While we continue to mourn, we will always wonder, “What if?” What if Alex had received the support and treatment he needed? What if he was offered a stay in a residential treatment facility?

It is our hope that through reading our family’s experience, you will begin to understand the complexities embedded in the flawed mental health system. By offering a glimpse into how we struggled with the system, we hope to instigate change. As advocates. As parents. In honor of Alex.


Cindy and Don Gibbons are NAMI Donors and caregivers.

Note: This piece is a reprint from the Fall 2017 issue of the NAMI donor newsletter, Voice.


During Mental Illness Awareness Week, and in honor of those like Alex with experience dual diagnosis, you have the opportunity to make an even greater impact. A generous donor has offered to match donations, dollar-for-dollar, up to $100,000.

Donate today to double your impact and help build better lives for people affected by mental illness.

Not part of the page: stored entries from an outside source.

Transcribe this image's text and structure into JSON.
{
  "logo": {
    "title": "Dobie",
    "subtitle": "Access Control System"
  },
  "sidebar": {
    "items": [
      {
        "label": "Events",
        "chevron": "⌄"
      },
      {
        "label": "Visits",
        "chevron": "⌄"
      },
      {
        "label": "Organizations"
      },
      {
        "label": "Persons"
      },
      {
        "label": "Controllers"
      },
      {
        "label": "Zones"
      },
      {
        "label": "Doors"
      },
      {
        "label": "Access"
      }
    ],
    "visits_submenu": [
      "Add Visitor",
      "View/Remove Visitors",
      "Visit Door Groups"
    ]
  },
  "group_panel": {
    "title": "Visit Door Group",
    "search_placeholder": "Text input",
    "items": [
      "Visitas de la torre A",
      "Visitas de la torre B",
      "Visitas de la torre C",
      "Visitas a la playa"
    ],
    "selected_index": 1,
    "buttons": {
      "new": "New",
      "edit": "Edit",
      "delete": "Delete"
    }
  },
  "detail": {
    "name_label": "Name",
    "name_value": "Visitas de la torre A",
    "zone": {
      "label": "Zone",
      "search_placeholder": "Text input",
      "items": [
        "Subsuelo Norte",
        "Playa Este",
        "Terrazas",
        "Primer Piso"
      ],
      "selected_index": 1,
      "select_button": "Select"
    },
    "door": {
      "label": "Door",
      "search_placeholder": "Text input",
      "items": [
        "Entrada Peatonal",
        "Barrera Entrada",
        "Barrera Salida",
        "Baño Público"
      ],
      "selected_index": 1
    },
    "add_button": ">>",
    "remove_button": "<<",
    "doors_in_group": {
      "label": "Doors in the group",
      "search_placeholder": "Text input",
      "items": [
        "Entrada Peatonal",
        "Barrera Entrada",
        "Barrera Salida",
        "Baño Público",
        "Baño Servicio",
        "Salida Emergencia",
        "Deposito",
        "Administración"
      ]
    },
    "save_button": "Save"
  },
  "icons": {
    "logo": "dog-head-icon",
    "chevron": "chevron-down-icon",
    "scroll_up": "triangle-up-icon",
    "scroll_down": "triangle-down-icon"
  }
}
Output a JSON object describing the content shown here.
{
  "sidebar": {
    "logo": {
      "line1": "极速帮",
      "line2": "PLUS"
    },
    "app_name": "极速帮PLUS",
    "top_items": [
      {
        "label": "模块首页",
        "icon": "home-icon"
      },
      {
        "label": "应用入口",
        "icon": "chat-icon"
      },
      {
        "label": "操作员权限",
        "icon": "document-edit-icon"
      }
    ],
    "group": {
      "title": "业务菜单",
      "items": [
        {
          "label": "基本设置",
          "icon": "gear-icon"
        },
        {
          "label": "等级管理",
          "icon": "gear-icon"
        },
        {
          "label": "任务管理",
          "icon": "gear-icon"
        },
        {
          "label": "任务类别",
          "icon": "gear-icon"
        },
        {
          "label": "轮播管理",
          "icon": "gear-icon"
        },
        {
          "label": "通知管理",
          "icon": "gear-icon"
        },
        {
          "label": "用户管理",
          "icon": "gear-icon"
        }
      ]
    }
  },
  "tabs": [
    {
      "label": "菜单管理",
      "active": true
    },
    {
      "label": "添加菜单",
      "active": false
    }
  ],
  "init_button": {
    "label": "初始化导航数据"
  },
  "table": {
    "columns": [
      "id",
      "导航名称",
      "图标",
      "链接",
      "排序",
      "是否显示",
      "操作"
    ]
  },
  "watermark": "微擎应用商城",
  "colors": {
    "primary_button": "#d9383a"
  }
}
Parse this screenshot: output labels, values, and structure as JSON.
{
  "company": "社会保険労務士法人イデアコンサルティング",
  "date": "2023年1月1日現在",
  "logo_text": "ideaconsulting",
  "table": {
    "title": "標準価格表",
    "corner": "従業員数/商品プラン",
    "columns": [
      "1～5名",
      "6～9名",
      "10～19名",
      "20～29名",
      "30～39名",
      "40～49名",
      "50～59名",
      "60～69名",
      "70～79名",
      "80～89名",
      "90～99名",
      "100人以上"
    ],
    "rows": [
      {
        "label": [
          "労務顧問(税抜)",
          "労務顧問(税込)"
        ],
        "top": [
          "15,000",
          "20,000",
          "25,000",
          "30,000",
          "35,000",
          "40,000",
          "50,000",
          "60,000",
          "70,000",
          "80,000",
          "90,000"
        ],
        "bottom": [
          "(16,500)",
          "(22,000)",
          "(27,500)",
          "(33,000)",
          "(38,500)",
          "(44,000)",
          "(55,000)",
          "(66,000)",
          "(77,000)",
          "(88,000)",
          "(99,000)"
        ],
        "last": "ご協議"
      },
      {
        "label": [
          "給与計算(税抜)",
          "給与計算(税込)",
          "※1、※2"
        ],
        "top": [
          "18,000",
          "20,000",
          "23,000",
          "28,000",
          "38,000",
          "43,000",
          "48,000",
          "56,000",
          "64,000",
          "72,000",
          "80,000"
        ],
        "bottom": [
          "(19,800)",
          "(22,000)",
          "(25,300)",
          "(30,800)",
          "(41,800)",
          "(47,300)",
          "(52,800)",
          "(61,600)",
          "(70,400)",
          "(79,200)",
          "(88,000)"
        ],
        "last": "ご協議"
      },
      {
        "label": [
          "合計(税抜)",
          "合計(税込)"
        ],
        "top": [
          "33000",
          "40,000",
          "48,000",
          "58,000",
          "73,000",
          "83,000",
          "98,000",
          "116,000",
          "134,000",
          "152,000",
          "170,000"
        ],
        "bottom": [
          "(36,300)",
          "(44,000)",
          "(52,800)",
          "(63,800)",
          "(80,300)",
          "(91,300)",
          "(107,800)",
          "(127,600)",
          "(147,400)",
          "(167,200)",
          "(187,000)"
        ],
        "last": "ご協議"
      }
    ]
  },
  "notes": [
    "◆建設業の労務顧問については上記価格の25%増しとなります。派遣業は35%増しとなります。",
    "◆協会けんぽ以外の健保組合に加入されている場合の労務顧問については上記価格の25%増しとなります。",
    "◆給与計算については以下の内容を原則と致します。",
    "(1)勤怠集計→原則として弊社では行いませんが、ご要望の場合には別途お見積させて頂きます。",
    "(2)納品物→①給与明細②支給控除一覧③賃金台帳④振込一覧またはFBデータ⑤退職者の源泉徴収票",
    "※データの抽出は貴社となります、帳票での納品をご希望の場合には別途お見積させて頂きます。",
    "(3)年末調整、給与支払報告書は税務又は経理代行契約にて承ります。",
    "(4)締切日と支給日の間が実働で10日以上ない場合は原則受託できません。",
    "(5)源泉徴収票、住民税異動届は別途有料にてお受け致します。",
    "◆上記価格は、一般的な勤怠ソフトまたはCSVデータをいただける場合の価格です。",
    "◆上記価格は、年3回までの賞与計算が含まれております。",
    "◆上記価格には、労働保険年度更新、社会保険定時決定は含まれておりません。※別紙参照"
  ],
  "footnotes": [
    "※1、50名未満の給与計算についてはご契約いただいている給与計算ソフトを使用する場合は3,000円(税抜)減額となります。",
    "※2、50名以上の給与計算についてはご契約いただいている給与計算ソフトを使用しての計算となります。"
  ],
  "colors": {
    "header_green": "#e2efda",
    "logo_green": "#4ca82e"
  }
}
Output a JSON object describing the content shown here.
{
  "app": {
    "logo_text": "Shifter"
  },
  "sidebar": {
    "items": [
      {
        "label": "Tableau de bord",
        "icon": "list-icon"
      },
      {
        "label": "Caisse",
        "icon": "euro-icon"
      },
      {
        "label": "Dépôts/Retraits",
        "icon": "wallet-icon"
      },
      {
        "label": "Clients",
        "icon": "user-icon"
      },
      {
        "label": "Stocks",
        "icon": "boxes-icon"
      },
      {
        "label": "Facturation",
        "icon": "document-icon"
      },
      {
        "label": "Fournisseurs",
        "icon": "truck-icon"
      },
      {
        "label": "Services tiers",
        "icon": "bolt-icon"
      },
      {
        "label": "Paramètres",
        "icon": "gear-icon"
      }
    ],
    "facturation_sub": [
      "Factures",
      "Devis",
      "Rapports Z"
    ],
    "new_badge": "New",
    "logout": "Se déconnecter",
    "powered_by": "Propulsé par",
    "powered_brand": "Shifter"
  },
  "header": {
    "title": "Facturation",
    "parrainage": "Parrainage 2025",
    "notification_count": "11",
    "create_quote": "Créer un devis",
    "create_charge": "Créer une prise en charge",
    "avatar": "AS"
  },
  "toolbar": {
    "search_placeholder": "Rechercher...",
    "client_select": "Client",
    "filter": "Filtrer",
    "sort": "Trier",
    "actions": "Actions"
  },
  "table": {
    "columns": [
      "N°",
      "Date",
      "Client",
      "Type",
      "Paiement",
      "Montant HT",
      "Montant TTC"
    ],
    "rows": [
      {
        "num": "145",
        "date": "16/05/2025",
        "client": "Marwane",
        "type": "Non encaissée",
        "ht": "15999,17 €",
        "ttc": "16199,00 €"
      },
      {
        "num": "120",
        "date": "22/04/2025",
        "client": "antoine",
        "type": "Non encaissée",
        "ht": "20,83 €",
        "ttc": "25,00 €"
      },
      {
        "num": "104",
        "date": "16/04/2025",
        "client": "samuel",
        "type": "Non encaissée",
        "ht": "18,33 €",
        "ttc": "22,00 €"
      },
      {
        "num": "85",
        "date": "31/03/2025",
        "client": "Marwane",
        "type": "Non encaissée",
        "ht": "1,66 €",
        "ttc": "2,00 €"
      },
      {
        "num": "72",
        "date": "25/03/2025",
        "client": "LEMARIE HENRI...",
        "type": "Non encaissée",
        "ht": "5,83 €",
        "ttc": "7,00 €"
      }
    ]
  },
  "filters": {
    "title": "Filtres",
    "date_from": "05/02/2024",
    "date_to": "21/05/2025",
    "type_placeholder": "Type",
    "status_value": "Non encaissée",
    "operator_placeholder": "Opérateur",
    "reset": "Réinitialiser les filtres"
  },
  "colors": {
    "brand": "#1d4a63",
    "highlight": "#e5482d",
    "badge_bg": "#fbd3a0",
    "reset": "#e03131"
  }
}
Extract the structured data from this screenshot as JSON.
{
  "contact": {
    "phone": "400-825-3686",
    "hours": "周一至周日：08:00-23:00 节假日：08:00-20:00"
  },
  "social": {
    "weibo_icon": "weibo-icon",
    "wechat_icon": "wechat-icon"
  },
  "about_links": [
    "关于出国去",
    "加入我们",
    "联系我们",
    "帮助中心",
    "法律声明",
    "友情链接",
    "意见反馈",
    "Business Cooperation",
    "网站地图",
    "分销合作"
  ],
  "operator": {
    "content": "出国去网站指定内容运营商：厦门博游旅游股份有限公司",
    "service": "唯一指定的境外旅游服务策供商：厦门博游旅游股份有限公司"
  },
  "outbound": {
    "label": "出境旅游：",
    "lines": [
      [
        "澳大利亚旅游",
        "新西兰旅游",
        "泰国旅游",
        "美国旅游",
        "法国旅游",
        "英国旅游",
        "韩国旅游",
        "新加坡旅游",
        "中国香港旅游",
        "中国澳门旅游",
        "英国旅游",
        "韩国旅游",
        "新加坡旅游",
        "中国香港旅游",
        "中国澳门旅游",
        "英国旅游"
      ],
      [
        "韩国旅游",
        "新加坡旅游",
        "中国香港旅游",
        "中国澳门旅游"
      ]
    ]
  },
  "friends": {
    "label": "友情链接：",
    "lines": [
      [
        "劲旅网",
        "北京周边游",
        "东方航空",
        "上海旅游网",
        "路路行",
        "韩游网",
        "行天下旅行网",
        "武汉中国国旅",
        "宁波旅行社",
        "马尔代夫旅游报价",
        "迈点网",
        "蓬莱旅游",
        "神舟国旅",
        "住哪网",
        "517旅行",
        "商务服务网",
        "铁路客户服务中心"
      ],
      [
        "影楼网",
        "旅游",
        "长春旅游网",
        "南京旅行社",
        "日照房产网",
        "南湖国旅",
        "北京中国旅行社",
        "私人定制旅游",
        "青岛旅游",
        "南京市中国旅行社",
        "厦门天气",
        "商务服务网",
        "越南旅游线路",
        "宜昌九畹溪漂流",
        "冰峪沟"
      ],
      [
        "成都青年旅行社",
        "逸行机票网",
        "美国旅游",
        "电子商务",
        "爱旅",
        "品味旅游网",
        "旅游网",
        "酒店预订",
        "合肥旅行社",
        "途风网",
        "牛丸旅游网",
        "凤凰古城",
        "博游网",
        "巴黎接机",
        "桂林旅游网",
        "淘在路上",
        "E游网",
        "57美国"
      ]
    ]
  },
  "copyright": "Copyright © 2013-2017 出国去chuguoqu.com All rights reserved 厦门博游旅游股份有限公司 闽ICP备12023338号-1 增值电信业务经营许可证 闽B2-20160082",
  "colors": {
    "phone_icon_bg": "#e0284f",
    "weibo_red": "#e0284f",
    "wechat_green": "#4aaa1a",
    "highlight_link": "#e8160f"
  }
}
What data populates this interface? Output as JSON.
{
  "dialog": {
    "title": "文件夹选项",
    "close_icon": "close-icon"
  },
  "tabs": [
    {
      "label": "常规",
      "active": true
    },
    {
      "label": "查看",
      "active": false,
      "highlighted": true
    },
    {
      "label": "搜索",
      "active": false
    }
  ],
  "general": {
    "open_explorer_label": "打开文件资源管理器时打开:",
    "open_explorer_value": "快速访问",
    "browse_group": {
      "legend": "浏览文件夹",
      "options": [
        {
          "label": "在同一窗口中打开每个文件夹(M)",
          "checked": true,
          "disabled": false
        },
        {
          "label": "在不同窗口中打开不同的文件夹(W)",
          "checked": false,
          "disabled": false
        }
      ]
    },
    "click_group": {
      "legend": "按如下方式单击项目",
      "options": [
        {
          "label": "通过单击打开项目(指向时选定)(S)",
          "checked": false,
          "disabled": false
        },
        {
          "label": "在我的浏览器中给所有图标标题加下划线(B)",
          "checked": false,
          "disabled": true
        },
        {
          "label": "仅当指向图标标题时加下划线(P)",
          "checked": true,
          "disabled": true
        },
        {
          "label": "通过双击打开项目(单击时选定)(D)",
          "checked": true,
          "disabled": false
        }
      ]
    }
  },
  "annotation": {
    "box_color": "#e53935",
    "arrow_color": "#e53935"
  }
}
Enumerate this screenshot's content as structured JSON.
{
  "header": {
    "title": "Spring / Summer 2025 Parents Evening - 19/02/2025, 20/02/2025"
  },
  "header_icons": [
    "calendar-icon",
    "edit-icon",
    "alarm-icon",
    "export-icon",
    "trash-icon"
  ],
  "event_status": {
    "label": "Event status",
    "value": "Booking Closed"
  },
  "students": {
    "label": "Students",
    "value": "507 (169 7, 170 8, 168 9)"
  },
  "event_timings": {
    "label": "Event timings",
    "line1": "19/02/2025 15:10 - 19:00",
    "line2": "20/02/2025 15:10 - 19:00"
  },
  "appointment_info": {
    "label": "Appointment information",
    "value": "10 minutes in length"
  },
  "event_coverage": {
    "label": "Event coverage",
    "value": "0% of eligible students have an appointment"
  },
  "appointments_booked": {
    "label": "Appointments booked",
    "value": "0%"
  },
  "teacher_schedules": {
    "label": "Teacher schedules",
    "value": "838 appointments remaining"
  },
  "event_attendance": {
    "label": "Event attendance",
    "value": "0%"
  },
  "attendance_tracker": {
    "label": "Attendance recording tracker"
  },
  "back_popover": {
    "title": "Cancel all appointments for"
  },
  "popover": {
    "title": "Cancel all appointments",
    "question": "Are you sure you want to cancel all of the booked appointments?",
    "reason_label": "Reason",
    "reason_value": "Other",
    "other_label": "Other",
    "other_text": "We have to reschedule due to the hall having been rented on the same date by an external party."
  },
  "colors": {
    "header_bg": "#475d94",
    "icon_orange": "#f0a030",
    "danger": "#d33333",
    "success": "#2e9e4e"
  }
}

I struggled with this issue in Sacramento for a decade. When she had a baby she overheard the nurses call her "the heroin mom." So much education needs to be done! Thankfully she is well and raising her son now. But as a nurse myself, I have to say that it is not just the system itself, but also the professionals who work in the system who need awareness about the reality of dual-diagnosis. I am so sad for your loss. And, although I was miraculously spared a loss such as yours, I'll never forget those days and nights when I feared the worst. And then, when my daughter wanted help, I will not easily forget how shabbily she was treated. I am very active with NAMI but after reading about your experience, I will do more.
10/5/2017 2:54:40 AM

So sorry to hear your story. I think there are many similar stories. We live in Orange County, CA, and there don't seem to be any programs here. My son his only been in the "hospital?" once. It was a horrible place, no hope for treatment, but it scared him enough to co-operate at home. It's us or the street. Don't know what will happen to him when we are gone. There should be money from a proposition for more treatment facilities, don't know where the money goes in Orange County.
10/4/2017 9:40:55 PM

Cindy and Don,
I am so sorry for the tragic loss of your son Alex. My heart breaks for you and families like yours who try to get the help their loved one needs navigating the broken system we currently have. Reading your story I could feel the despair and shock that there was no medical help for Alex's medical emergency.

Thank you for your continued efforts to help change the way we treat addiction and mental illness. And what a beautiful testament of love and honor for your son Alex. May God bless you both.